В небольшом муравейнике у старой, ближней к полю березы, царила паника: испуганные муравьи суетливо носились по куполу, зачем-то выносили из недр своего жилища личинок и куколок, которых тут же выхватывали у них другие муравьи и спешно затаскивали вглубь гнезда; кто-то, подтягивая палочки, заделывал ими один из входов, как это принято у них перед дождем, другие немедля разрушали это покрытие, и оттуда выбегали крупные крылатые молодые самки, которых, ухватив за ноги и усы, силой тащили внутрь рабочие муравьи.

Было видно, что труженики-муравьи впервые столкнулись с этим видом стихийного бедствия, незапрограммированного в их инстинктах в ходе многомиллионолетней эволюции. Они знали, как готовиться к ливню, и отлично умели от него заблаговременно защититься; как вести себя и как спасать потомство во время весеннего половодья, от преждевременного заморозка, даже от пожара, во время которого уносили своих детей в самые глубокие камеры своей сложной постройки. А пыльная буря, каковых в этой местности никогда не бывало, повергла муравьев в совершенную растерянность…

 

Кто-то поджег муравейник, и его жители пытаются затушить пожар струями кислоты…

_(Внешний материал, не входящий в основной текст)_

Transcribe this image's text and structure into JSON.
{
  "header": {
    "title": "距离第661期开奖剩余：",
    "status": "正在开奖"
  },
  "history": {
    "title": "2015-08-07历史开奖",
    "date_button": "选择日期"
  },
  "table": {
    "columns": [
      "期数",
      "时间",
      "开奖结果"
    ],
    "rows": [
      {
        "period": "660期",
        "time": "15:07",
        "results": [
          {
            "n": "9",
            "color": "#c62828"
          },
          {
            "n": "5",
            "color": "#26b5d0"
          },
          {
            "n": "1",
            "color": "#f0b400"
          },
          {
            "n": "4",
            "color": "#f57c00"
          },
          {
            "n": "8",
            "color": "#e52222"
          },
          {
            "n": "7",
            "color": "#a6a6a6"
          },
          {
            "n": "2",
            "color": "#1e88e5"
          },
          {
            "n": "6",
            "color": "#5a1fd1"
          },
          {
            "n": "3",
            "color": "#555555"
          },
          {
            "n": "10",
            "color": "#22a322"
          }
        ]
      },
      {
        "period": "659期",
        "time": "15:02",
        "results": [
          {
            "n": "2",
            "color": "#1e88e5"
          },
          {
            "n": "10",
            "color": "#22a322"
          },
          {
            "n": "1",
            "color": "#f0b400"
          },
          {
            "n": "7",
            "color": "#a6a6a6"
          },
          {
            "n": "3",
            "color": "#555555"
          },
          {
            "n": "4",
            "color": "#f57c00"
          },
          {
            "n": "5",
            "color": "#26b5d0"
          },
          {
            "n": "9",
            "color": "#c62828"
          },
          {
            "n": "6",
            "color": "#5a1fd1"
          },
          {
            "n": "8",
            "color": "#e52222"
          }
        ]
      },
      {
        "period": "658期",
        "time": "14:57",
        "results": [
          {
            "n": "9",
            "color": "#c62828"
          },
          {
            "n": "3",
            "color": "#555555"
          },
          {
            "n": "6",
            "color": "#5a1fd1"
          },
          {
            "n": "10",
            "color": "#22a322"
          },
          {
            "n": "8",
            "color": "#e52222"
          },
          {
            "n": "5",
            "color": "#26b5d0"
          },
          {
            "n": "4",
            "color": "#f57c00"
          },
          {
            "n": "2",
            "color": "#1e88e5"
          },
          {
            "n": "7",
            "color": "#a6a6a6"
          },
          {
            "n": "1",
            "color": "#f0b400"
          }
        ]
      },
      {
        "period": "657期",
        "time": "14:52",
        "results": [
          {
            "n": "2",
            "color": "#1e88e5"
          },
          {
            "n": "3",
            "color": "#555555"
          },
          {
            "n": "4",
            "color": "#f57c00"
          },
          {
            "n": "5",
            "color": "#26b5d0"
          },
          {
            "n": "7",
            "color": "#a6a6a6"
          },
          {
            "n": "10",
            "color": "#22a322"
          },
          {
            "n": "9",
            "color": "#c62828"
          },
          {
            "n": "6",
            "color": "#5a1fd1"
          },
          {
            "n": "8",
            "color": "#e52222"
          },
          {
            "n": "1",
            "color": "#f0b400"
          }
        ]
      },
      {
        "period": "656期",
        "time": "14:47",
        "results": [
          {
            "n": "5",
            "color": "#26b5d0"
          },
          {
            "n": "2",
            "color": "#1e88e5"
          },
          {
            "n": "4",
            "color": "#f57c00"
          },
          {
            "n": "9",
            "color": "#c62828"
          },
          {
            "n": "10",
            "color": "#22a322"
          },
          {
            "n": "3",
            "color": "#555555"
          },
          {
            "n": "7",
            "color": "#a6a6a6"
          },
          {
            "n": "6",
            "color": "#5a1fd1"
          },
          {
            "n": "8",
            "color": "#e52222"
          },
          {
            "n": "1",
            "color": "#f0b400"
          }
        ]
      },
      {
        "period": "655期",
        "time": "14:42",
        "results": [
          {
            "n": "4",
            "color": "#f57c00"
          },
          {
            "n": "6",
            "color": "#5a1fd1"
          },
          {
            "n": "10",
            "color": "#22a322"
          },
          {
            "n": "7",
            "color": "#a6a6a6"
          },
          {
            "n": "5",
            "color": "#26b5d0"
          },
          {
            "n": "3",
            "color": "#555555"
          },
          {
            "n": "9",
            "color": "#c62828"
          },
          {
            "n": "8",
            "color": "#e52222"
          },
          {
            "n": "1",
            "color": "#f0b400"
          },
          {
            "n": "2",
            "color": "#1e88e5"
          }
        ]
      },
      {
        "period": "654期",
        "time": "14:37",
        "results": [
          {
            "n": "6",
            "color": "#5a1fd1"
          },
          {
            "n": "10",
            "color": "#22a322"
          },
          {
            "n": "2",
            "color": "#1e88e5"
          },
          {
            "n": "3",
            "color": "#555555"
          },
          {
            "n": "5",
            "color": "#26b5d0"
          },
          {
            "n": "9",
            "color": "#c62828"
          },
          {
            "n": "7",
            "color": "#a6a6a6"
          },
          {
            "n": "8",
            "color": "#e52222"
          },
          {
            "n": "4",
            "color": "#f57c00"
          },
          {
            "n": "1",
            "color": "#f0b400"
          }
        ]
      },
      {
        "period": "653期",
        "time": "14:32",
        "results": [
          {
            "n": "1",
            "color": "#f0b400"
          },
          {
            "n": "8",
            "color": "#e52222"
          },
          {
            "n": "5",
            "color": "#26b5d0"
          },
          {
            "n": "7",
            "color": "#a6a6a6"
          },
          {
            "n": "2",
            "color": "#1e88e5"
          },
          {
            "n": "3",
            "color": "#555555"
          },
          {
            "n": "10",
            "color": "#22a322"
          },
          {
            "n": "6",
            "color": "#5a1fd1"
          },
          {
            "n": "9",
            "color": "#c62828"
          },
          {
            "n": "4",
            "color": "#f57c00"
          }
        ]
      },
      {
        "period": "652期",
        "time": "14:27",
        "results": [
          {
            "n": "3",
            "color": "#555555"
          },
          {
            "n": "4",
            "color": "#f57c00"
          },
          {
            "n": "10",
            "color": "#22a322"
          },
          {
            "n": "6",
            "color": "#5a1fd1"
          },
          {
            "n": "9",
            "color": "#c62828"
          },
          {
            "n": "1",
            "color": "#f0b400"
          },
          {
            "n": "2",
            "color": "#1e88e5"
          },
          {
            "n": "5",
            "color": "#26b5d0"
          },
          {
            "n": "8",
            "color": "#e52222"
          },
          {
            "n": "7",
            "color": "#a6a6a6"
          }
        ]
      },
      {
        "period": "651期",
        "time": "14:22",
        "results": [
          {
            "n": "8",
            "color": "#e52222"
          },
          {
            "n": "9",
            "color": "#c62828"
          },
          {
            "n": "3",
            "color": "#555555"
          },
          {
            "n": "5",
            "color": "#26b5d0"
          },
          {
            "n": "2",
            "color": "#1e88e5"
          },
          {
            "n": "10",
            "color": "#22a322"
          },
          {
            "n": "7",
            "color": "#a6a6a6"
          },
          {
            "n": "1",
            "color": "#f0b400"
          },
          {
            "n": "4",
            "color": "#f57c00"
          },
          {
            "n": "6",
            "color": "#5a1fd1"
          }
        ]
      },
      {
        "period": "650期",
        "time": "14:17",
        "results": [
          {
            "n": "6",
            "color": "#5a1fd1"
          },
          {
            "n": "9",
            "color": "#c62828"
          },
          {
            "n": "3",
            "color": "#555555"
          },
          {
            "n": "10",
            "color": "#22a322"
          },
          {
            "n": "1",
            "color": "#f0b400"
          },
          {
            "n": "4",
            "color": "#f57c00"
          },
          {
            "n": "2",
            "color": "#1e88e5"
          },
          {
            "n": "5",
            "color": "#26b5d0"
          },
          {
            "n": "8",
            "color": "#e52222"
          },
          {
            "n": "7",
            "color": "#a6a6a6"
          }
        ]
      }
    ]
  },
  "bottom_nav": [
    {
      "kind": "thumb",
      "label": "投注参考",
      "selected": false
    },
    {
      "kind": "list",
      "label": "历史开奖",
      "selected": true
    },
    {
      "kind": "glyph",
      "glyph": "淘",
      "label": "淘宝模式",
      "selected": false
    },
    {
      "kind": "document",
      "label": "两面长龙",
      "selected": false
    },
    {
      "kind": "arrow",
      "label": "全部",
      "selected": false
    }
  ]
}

Тем временем в природе происходило нечто совсем непонятное и жуткое. Начавшись с небольшой «поземки», валы и струи пыли превратились в некий Летящий Мрак, все более и более тяжелеющий и всепоглощающий, и не было уже никакого солнца, никакого света; грудь сжималась от пыли, от недостатка воздуха, и какой-то неведомый доселе страх овладел всем моим существом.

Читающий эти строки ухмыльнется: нагоняет, мол, автор жути просто «для интересу», не может ведь у нас в Сибири такого быть, разве что где-нибудь в Сахаре… Что тут скажешь? Может быть, эти строчки прочитает кто-нибудь из «первоцелинников» — он и подтвердит, что именно так и было.

Находясь в эпицентре зародившейся Пыльной Бури, я, повидавший, в общем-то, немало, ощущал нечто безнадежное, роковое, и сладить с этим восприятием Летящего Мрака не помогало сознание того, что Исилькуль лишь в паре десятков километров, что пыльная буря все равно кончится — либо ослабнет ветер, либо, в конце концов, верхний пыльный слой пахоты сдуется с полей вовсе, и ветру выдувать отсюда будет больше нечего. Но попытки такого «здравомыслия» не помогали.

Темная мрачная пелена, несущаяся над Миром, была неравномерной — клубы уже исчезли, зато временами можно было различить нечто вроде бесчисленных рядов извивающихся полос или лент, более плотных, чем остальной Летящий Мрак. Мне показалось, что иногда там, в глубинах этого мрака, мелькают какие-то слаборазличимые вспышки. Превозмогая жуткую тоску, я вышел из колка, закрыл рот и нос мелкой сеткой сачка и направился по пахоте вглубь поля — рассмотреть, что это за вспышки.

Сделав сотни полторы шагов по пашне и обернувшись, я почувствовал совсем уж животный страх: колка, откуда я только что вышел, нет — его за моей спиной поглотил Летящий Мрак, который окружал меня повсюду: сверху, снизу, со всех сторон… Позабыв про вспышки, я запаниковал: найду ли дорогу назад, к спасительному колку? Хоть бы чуть просвечивало через Мглу солнце — я б сориентировался: сейчас полдень, светило на юге, но свинцово-пыльная Мгла меня, что называется, закрутила, окончательно сбив с пути.

Вдруг чуть-чуть забагровело где-то у горизонта, и между темных мглистых струй иногда стал вырисовываться солнечный диск, почему-то совсем с другой стороны, на северо-востоке, а не на юге, где сейчас, в полдень, должно быть солнце.

Заблудился…

И дернуло же меня потащиться к этим вспышкам, будь они четырежды неладны!

Но — стоп! В полдень солнце над горизонтом возвышается тут градусов на пятьдесят дуги, а то, что едва видится сквозь Мглу — от силы градусов на двадцать, притом вроде бы движется направо; впрочем, наверное, движение это кажущееся — струи Мглы бегут налево, других ориентиров нет; что же мне делать, куда идти?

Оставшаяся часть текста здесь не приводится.